Conta a lenda que André Michelin visitou um representante da marca e viu que ele usava os guias como apoio de uma bancada. Isso tê-lo-ia feito compreender que dificilmente alguém respeitaria qualquer coisa que fosse oferecida. Em 1920, os guias começaram a ser vendidos. O primeiro custava sete francos – atualmente custam cerca de um euro. Em 1933, os irmãos Michelin apresentaram as primeiras listas de restaurantes em toda a França e revelavam o sistema estrelar de classificação de pratos, o qual persiste: uma estrela representaria "um restaurante muito bom na sua categoria", duas estrelas um onde se "cozinha muito bem e vale a pena fazer um desvio para o experimentar" e três estrelas aqueles restaurantes que têm uma "cozinha excecional, digna de uma viagem especial".
O Guia Michelin tem hoje edições em 23 países e é um dos guias de restaurantes mais vendidos do mundo. Opera com base no princípio de que apenas críticas de especialistas anónimos e profissionalmente treinados podem ser confiáveis para avaliações precisas da comida e do serviço de um restaurante. O Guia não se limita a atribuir estrelas. Abaixo dessa classificação existe uma categoria que elege os melhores restaurantes com uma ótima relação qualidade-preço: os prémios Bib Gourmand, cujo nome tem origem na mascote rechonchuda da marca, o Bibendum, vulgarmente conhecido pelo "Boneco da Michelin".

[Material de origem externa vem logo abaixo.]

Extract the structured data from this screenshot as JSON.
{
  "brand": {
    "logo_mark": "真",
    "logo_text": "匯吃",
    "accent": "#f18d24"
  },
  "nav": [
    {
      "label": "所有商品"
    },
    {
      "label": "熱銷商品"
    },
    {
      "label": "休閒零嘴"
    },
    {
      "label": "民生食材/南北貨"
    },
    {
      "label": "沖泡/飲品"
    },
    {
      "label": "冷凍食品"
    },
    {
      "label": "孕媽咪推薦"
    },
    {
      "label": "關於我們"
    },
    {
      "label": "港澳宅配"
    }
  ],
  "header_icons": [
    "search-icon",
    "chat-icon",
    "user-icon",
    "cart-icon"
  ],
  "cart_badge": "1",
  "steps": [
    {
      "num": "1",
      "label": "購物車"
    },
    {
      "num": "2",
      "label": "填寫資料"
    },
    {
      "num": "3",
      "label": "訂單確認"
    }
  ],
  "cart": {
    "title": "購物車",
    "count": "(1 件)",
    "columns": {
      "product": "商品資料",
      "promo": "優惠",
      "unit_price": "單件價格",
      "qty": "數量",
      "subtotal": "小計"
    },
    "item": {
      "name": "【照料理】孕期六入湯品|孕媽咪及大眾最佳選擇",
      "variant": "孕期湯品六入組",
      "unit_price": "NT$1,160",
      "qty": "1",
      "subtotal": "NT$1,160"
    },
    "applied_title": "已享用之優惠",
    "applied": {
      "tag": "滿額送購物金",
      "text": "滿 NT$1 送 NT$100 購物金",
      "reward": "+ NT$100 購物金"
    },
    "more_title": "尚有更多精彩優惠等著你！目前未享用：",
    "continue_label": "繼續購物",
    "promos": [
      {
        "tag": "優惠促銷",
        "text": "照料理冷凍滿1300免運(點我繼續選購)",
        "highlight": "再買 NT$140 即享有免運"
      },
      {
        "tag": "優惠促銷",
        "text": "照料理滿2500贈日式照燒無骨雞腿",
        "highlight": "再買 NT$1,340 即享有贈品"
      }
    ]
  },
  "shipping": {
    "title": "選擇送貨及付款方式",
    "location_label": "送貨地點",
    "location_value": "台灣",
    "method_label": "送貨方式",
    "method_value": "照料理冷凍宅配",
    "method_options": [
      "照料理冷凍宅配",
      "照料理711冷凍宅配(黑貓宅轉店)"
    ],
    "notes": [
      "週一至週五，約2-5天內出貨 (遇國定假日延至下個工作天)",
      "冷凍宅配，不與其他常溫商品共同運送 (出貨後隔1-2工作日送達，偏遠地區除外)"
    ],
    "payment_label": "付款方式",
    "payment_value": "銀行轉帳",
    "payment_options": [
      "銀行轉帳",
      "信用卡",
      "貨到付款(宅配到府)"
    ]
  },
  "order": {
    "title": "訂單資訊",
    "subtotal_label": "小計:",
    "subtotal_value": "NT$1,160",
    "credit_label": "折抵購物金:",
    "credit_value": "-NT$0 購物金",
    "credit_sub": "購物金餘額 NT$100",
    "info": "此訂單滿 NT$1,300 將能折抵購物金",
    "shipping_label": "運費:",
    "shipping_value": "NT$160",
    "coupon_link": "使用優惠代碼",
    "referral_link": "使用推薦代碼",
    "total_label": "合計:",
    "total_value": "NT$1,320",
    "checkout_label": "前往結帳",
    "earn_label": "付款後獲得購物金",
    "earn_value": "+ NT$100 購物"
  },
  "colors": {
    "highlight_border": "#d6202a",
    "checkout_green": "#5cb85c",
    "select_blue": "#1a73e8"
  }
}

A marca de pneus francesa tem feito, ao longo do tempo, esforços para manter o anonimato dos seus inspetores. Muitos dos principais executivos da empresa nunca se encontraram com um inspetor, sendo estes aconselhados a não divulgar a sua linha de trabalho, mesmo aos familiares. Os inspetores escrevem relatórios que são destilados em "reuniões de estrelas" anuais nos vários escritórios nacionais do Guia, no ranking de três estrelas, duas estrelas, uma estrela ? ou nenhuma estrela (os estabelecimentos que a Michelin considera indignos de uma visita não estão incluídos). Num esforço para promover o que o ex-diretor administrativo dos guias, o francês Jean-Luc Naret, chamou de "melhor compreensão" dos meios e métodos dos guias, a Michelin lançou um site na Internet, Famously Anonymous, para explicar o conceito do inspetor Michelin. Em todo o caso, o anonimato é feroz. Uma exceção foi feita, por exemplo, em 2009, quando foi permitido a um jornalista da New Yorker sentar-se à mesa com uma inspetora do guia de Nova Iorque. A inspetora, que adotou o nome falso Maxime (lá está, o feroz anonimato), respondeu a todas as perguntas que tanta gente quis fazer e para as quais nunca tinha havido resposta. Nomeadamente "quais os critérios" de atribuição ou não das famosas estrelas. Maxime apressou-se a revelar que um inspetor "nunca pediria uma salada e que raramente pedia uma sopa". E continuou: "Nós estamos à procura de algo que realmente teste vários ingredientes de qualidade e, de seguida, algo que seja um pouco complexo porque queremos ver aquilo de que a cozinha é capaz de fazer." E foi assim que a inspetora pediu um foie-gras brûlé.
O cenário encantado que pode parecer a vida de quem faz refeições ou degustações, dia sim, dia sim, nos melhores restaurantes do mundo, é, no entanto, desmontado. Basta fazer as contas para se concluir que, de acordo com o Guia, cada inspetor visita, por ano, mais de 800 estabelecimentos e passa 160 noites em quartos de hotel. Numa entrevista ao Observador, Ángel Pardo, responsável de comunicação do Guia em Portugal e Espanha, descreve os inspetores como sendo "profissionais anónimos apaixonados pela sua profissão (…) com ensinos superiores ou especializados nas áreas de Turismo e/ou de Hotelaria, sendo obrigatório que tenham um mínimo de cinco anos de experiência no ramo".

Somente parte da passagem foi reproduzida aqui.